قَالَ سَنَنظُرُ أَصَدَقْتَ أَمْ كُنتَ مِنَ الْكَاذِبِينَ ﴿٢٧﴾
27.Kâle se nenzuru e sadakte em kunte minel kâzibîn(kâzibîne).
(Süleyman A.S): "Sen doğru mu söyledin yoksa yalancılardan mısın (yalancılardan mı oldun) bakacağız." dedi.

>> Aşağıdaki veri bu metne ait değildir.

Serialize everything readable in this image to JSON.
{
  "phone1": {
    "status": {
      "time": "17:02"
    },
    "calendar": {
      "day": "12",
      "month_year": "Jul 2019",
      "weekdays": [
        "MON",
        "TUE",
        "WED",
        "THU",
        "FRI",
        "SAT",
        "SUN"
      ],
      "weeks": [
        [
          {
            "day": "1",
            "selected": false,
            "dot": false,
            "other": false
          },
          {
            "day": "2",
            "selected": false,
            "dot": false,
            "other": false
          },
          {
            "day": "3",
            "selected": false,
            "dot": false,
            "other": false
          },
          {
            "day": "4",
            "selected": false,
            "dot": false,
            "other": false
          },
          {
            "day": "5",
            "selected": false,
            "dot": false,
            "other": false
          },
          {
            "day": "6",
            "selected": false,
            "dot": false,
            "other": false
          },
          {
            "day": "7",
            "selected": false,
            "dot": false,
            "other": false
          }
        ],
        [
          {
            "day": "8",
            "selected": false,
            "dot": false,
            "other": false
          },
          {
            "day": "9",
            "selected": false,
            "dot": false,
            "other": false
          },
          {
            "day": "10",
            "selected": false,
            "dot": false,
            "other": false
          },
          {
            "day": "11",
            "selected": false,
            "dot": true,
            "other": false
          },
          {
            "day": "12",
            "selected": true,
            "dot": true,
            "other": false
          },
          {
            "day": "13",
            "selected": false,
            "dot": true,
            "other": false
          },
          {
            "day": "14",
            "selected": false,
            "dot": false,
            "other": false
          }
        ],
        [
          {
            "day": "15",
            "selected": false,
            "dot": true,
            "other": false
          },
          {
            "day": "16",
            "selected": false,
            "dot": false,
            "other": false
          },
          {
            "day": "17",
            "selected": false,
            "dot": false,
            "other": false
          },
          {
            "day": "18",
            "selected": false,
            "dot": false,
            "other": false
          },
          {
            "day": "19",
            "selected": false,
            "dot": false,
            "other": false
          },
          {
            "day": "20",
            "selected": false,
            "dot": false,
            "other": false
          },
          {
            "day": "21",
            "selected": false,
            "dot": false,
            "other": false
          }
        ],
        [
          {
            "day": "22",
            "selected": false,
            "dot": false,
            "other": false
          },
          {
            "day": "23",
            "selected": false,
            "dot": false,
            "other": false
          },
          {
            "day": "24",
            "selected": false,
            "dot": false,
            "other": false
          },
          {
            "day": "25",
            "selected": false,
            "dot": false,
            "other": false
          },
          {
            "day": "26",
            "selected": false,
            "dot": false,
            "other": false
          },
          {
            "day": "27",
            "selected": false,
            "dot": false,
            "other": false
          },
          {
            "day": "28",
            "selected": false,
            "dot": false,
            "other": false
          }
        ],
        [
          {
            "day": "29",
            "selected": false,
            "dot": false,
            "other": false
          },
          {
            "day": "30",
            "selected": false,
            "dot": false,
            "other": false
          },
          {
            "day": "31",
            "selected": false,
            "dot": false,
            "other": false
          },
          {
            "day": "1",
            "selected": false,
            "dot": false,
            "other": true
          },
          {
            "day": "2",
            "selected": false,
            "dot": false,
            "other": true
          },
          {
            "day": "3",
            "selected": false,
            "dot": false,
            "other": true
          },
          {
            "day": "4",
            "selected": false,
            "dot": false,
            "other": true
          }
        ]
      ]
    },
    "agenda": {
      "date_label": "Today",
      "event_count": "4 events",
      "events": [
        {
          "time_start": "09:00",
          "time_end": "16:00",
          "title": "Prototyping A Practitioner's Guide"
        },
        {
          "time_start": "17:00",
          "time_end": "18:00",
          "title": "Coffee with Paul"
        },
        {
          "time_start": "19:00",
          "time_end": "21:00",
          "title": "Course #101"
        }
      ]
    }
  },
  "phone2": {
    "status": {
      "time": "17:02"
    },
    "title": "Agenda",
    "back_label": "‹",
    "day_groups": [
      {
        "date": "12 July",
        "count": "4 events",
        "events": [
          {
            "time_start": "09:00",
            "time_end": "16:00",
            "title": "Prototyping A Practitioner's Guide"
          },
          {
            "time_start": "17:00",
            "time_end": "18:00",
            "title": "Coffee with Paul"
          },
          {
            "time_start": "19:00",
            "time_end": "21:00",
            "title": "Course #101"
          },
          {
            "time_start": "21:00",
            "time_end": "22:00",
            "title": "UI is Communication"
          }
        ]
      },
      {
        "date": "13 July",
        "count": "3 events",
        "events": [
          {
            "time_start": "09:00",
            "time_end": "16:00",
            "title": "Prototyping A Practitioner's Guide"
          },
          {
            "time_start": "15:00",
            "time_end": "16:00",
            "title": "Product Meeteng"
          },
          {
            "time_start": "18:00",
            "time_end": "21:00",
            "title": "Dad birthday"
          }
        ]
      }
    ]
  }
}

اذْهَب بِّكِتَابِي هَذَا فَأَلْقِهْ إِلَيْهِمْ ثُمَّ تَوَلَّ عَنْهُمْ فَانظُرْ مَاذَا يَرْجِعُونَ ﴿٢٨﴾
28.İzheb bi kitâbî hâzâ fe elkıh ileyhim summe tevelle anhum fanzur mâzâ yerciûn(yerciûne).
Bu yazımı (mektubumu) götür, böylece onlara (onu) at (ulaştır). Sonra onlardan (geri) dön, neye dönecekler (ne cevap verecekler) bak!

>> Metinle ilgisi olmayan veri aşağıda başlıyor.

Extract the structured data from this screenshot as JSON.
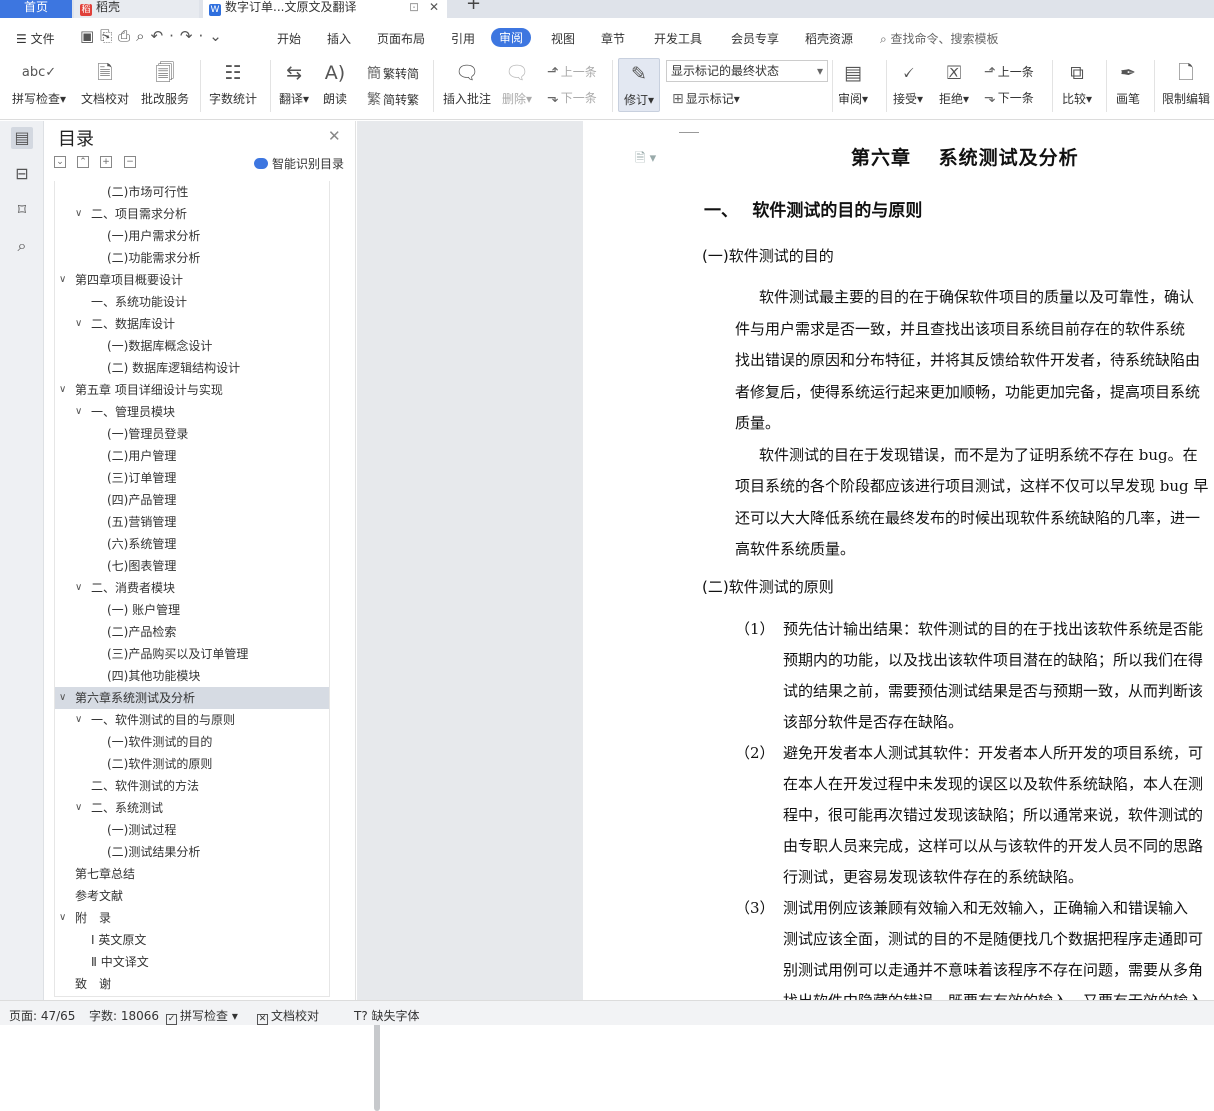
{
  "tabs": {
    "home": "首页",
    "daoke": "稻壳",
    "doc": "数字订单...文原文及翻译",
    "add": "+"
  },
  "menu": {
    "file": "文件",
    "items": [
      "开始",
      "插入",
      "页面布局",
      "引用",
      "审阅",
      "视图",
      "章节",
      "开发工具",
      "会员专享",
      "稻壳资源"
    ],
    "search": "查找命令、搜索模板"
  },
  "toolbar": {
    "spellcheck": "拼写检查",
    "doc_check": "文档校对",
    "batch": "批改服务",
    "wordcount": "字数统计",
    "translate": "翻译",
    "read": "朗读",
    "trad": "繁转简",
    "simp": "简转繁",
    "insert_comment": "插入批注",
    "delete": "删除",
    "prev": "上一条",
    "next": "下一条",
    "revise": "修订",
    "markup_state": "显示标记的最终状态",
    "show_markup": "显示标记",
    "review": "审阅",
    "accept": "接受",
    "reject": "拒绝",
    "prev2": "上一条",
    "next2": "下一条",
    "compare": "比较",
    "pen": "画笔",
    "restrict": "限制编辑"
  },
  "toc": {
    "title": "目录",
    "smart": "智能识别目录",
    "items": [
      "(二)市场可行性",
      "二、项目需求分析",
      "(一)用户需求分析",
      "(二)功能需求分析",
      "第四章项目概要设计",
      "一、系统功能设计",
      "二、数据库设计",
      "(一)数据库概念设计",
      "(二) 数据库逻辑结构设计",
      "第五章 项目详细设计与实现",
      "一、管理员模块",
      "(一)管理员登录",
      "(二)用户管理",
      "(三)订单管理",
      "(四)产品管理",
      "(五)营销管理",
      "(六)系统管理",
      "(七)图表管理",
      "二、消费者模块",
      "(一) 账户管理",
      "(二)产品检索",
      "(三)产品购买以及订单管理",
      "(四)其他功能模块",
      "第六章系统测试及分析",
      "一、软件测试的目的与原则",
      "(一)软件测试的目的",
      "(二)软件测试的原则",
      "二、软件测试的方法",
      "二、系统测试",
      "(一)测试过程",
      "(二)测试结果分析",
      "第七章总结",
      "参考文献",
      "附　录",
      "Ⅰ 英文原文",
      "Ⅱ 中文译文",
      "致　谢"
    ]
  },
  "doc": {
    "chapter": "第六章　 系统测试及分析",
    "sec1": "一、　 软件测试的目的与原则",
    "sub1": "(一)软件测试的目的",
    "p1": [
      "软件测试最主要的目的在于确保软件项目的质量以及可靠性，确认",
      "件与用户需求是否一致，并且查找出该项目系统目前存在的软件系统",
      "找出错误的原因和分布特征，并将其反馈给软件开发者，待系统缺陷由",
      "者修复后，使得系统运行起来更加顺畅，功能更加完备，提高项目系统",
      "质量。"
    ],
    "p2": [
      "软件测试的目在于发现错误，而不是为了证明系统不存在 bug。在",
      "项目系统的各个阶段都应该进行项目测试，这样不仅可以早发现 bug 早",
      "还可以大大降低系统在最终发布的时候出现软件系统缺陷的几率，进一",
      "高软件系统质量。"
    ],
    "sub2": "(二)软件测试的原则",
    "items": [
      {
        "num": "（1）",
        "lines": [
          "预先估计输出结果：软件测试的目的在于找出该软件系统是否能",
          "预期内的功能，以及找出该软件项目潜在的缺陷；所以我们在得",
          "试的结果之前，需要预估测试结果是否与预期一致，从而判断该",
          "该部分软件是否存在缺陷。"
        ]
      },
      {
        "num": "（2）",
        "lines": [
          "避免开发者本人测试其软件：开发者本人所开发的项目系统，可",
          "在本人在开发过程中未发现的误区以及软件系统缺陷，本人在测",
          "程中，很可能再次错过发现该缺陷；所以通常来说，软件测试的",
          "由专职人员来完成，这样可以从与该软件的开发人员不同的思路",
          "行测试，更容易发现该软件存在的系统缺陷。"
        ]
      },
      {
        "num": "（3）",
        "lines": [
          "测试用例应该兼顾有效输入和无效输入，正确输入和错误输入",
          "测试应该全面，测试的目的不是随便找几个数据把程序走通即可",
          "别测试用例可以走通并不意味着该程序不存在问题，需要从多角",
          "找出软件中隐藏的错误，既要有有效的输入，又要有无效的输入"
        ]
      }
    ]
  },
  "status": {
    "page": "页面: 47/65",
    "words": "字数: 18066",
    "spell": "拼写检查",
    "proof": "文档校对",
    "missing_font": "缺失字体"
  }
}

قَالَتْ يَا أَيُّهَا المَلَأُ إِنِّي أُلْقِيَ إِلَيَّ كِتَابٌ كَرِيمٌ ﴿٢٩﴾
29.Kâlet yâ eyyuhâl meleu innî ulkıye ileyye kitâbun kerîm(kerîmun).
(Sebe Melikesi): "Ey ileri gelenler! Gerçekten bana kerim (kıymetli) bir yazı (mektup) bırakıldı." dedi.